Alors que la rue grouille habituellement de touristes et de passants, c’est le calme plat depuis que le pays a fermé ses frontières aux voyageurs, il y a un an et demi. Seuls les franciscains continuent à faire vivre la Via Dolorosa au cours de leur chemin de croix hebdomadaire. La municipalité de Jérusalem a sauté sur l’occasion.
Début octobre, une vingtaine d’ouvriers en gilets orange ont envahi l’intersection de la Ve station. Armés de pioches, de marteaux-piqueurs et de tracteurs, ils travaillent à la faveur de la nuit, à partir de 19h et jusqu’au petit matin, avec une efficacité redoutable: désossage des pavés abîmés un premier soir, et pose des nouvelles dalles en pierre le lendemain. Sur une dizaine de mètres à chaque fois. La réfection de la route permet aussi de renouveler le raccordement électrique souterrain. À cette vitesse, les travaux devraient durer plus ou moins un mois.
Efficacité
Au mois de juillet, les ouvriers s’étaient attaqués à la portion de rue qui passe devant la VIIIe station avec la même célérité, remplaçant les pavés polis par des pierres toutes neuves en l’espace de quelques semaines. «Heureusement qu’ils font ça vite, ce ne sont pas des travaux très silencieux», euphémise Sœur Maria, des Petites sœurs de Jésus, une communauté francophone qui vit juste à côté de la VIe station. «Mais vous savez, on n’est pas plus dérangées que les autres», évacue-t-elle dans un sourire.
De mémoire de commerçant, cela faisait près de 40 ans que la Via Dolorosa n’avait pas été restaurée. «La dernière fois, c’était dans les années 1980 et les pavés qu’on avait retirés dataient de l’époque ottomane», se souvient Mumtaz Husseini, propriétaire d’une échoppe de souvenirs dans le haut de la rue.

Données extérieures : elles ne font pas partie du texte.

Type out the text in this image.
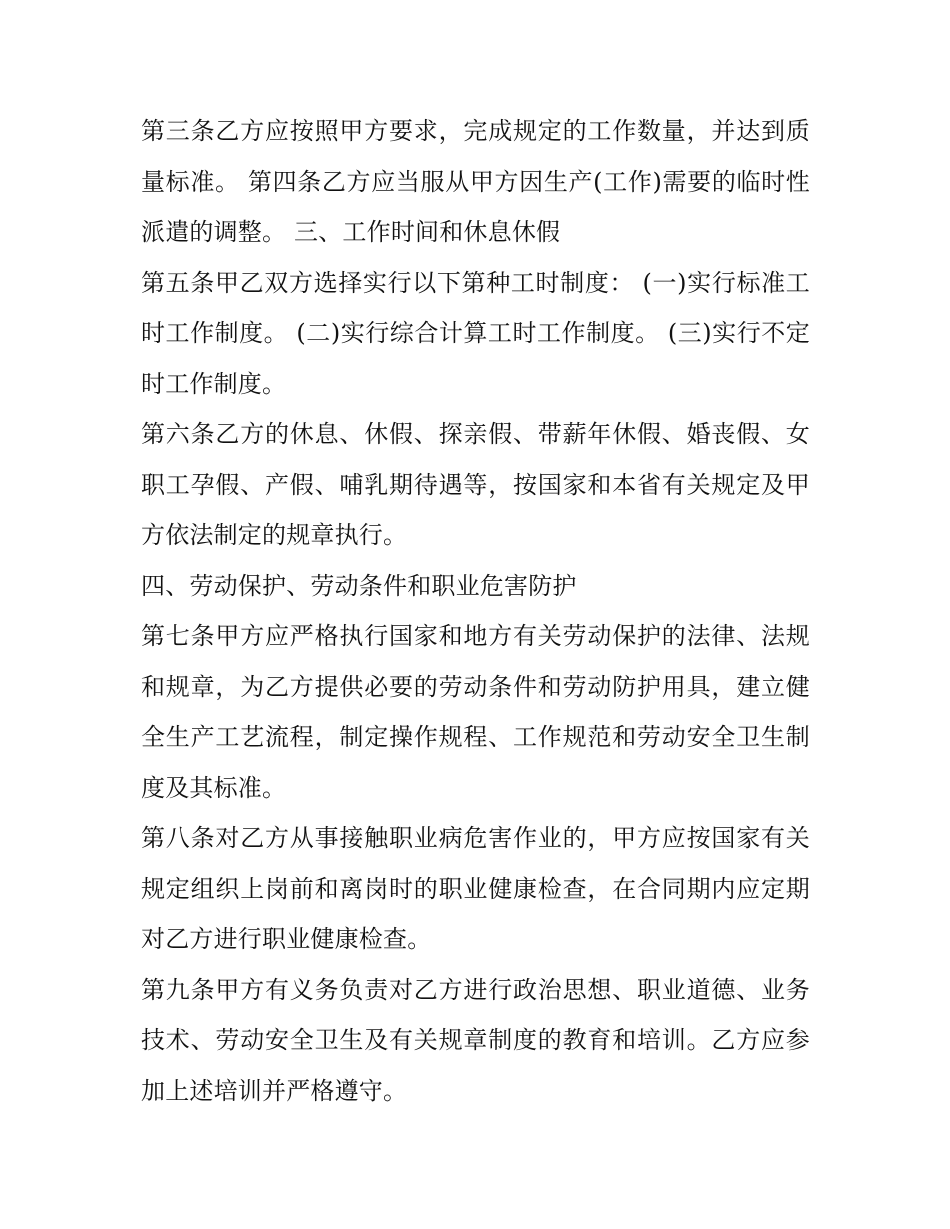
第三条乙方应按照甲方要求，完成规定的工作数量，并达到质量标准。 第四条乙方应当服从甲方因生产(工作)需要的临时性派遣的调整。 三、工作时间和休息休假

第五条甲乙双方选择实行以下第种工时制度： (一)实行标准工时工作制度。 (二)实行综合计算工时工作制度。 (三)实行不定时工作制度。

第六条乙方的休息、休假、探亲假、带薪年休假、婚丧假、女职工孕假、产假、哺乳期待遇等，按国家和本省有关规定及甲方依法制定的规章执行。

四、劳动保护、劳动条件和职业危害防护

第七条甲方应严格执行国家和地方有关劳动保护的法律、法规和规章，为乙方提供必要的劳动条件和劳动防护用具，建立健全生产工艺流程，制定操作规程、工作规范和劳动安全卫生制度及其标准。

第八条对乙方从事接触职业病危害作业的，甲方应按国家有关规定组织上岗前和离岗时的职业健康检查，在合同期内应定期对乙方进行职业健康检查。

第九条甲方有义务负责对乙方进行政治思想、职业道德、业务技术、劳动安全卫生及有关规章制度的教育和培训。乙方应参加上述培训并严格遵守。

Jusqu’alors, la mairie avait opté pour des renforts et des rustines en goudron grossier qui ont mal résisté aux affres du temps et de la météo: l’eau ravine facilement dans la pente, fragilisant encore plus son revêtement. Le regard du commerçant se fait enthousiaste: «Une Via Dolorosa toute neuve attendra les pèlerins à leur retour!»
Un chemin évolutif
C’est en effet un lieu de dévotion majeur pour les chrétiens du monde entier, qui peuvent y marcher avec le Christ et revivre dans la foi les dernières heures de sa Passion. Pourtant, peu savent que le chemin tel qu’il est pratiqué aujourd’hui est très éloigné de celui emprunté par Jésus. La dévotion, les mémoires, le trajet, et même le nombre de stations ont évolué tout au long des siècles, s’adaptant aux demandes des pèlerins européens, mais aussi à la topographie de la ville dont les rues sont plus ou moins praticables selon les époques.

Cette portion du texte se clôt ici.